In fact, a Cisco Benchmark Survey shows that SMBs are proactively investing in protecting their data and infrastructures. The Cisco survey studied almost 500 SMBs, defined as organizations with 250-499 employees. Let’s use this study to demystify three misunderstandings about cybersecurity and SMBs.
FACT OR MYTH?
SMBs don’t proactively perform threat hunting.
MYTH. According to Cisco, 72% of SMBs have employees dedicated to threat hunting - the proactive security exercise designed to seek, find, and identify attackers that have penetrated a network but haven’t raised any alerts.
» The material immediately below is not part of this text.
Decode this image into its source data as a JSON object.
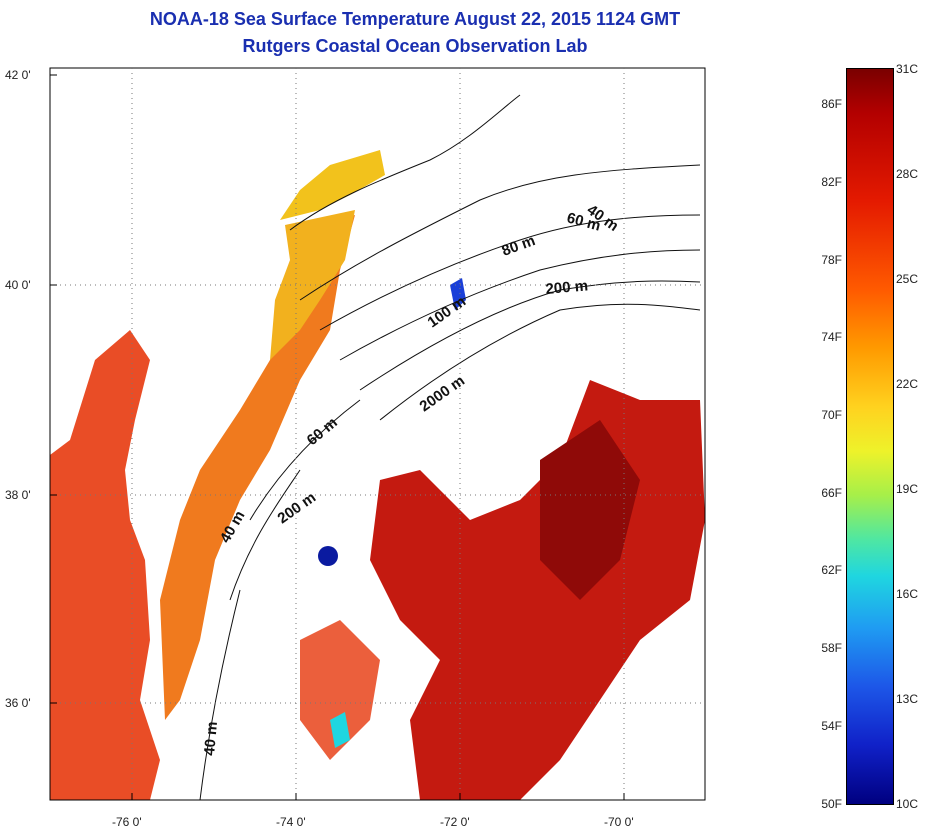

The concept of threat hunting sounds like it involves a mysterious crime scene investigation, with its nuances and complexity out of reach for smaller businesses. SMBs have their hands full trying to investigate alerts; they don’t have time to go hunting for other threats, right? Wrong.
Although their levels of maturity may differ from larger organizations due to less resources, the Cisco data suggests that SMBs recognize the value of and are embracing a proactive approach toward cybersecurity.
FACT OR MYTH?
SMB executive leadership doesn’t make security a priority.
MYTH. This is a big one – the one that the collective industry has unfortunately been peddling for years. The idea that SMB executives are in the dark on how much danger they’re in – and haven’t nurtured an organizational culture around security and data privacy.
Cisco’s data proves that this myth is far removed from the truth. There are three ways to prove this from the survey:
1. Data privacy
Cisco’s data shows that 90% of IT decision-makers say they are familiar with their data privacy program, compared to 91% in larger companies – not much of a difference.
2. Cybersecurity awareness training
Eighty-four percent of SMBs make security awareness training mandatory, while larger organization do so at a slightly higher rate of 88%.
3. Executive buy-in
Eighty-seven percent of SMB executives in SMBs agree that security is a high priority. This is just three percentage points behind the 90% at larger businesses.
Security must permeate across the business to have any effect, and executive support is critical to operationalize security. This is as true for an SMB as it is for a larger organization – and in most cases, easier to achieve in a presumably more agile environment.
Based on the survey’s findings, SMBs have nurtured organizational cultures around security and data privacy. More than two thirds of respondents across all industries said their executive leadership considered security to be a high priority.
FACT OR MYTH?
Smaller organizations regularly patch vulnerabilities.
FACT. Patching often falls under the basics of cybersecurity, but in practice, it can be challenging to implement. One industry misconception suggests that some SMBs would rather use their resources elsewhere than find ways to minimize the disruption caused by patching.
Fifty-six percent of SMBs patch daily or weekly, compared to 58% of large businesses – showing that for the very regular patching routines, all business sizes approach it the same.
Cisco data shows that enterprises and organizations with between 500-999 employees are the most likely to experience an incident from a vulnerability that is known, showing that those in the SMB category are more effective at patching known vulnerabilities than some larger businesses, resulting in fewer incidents.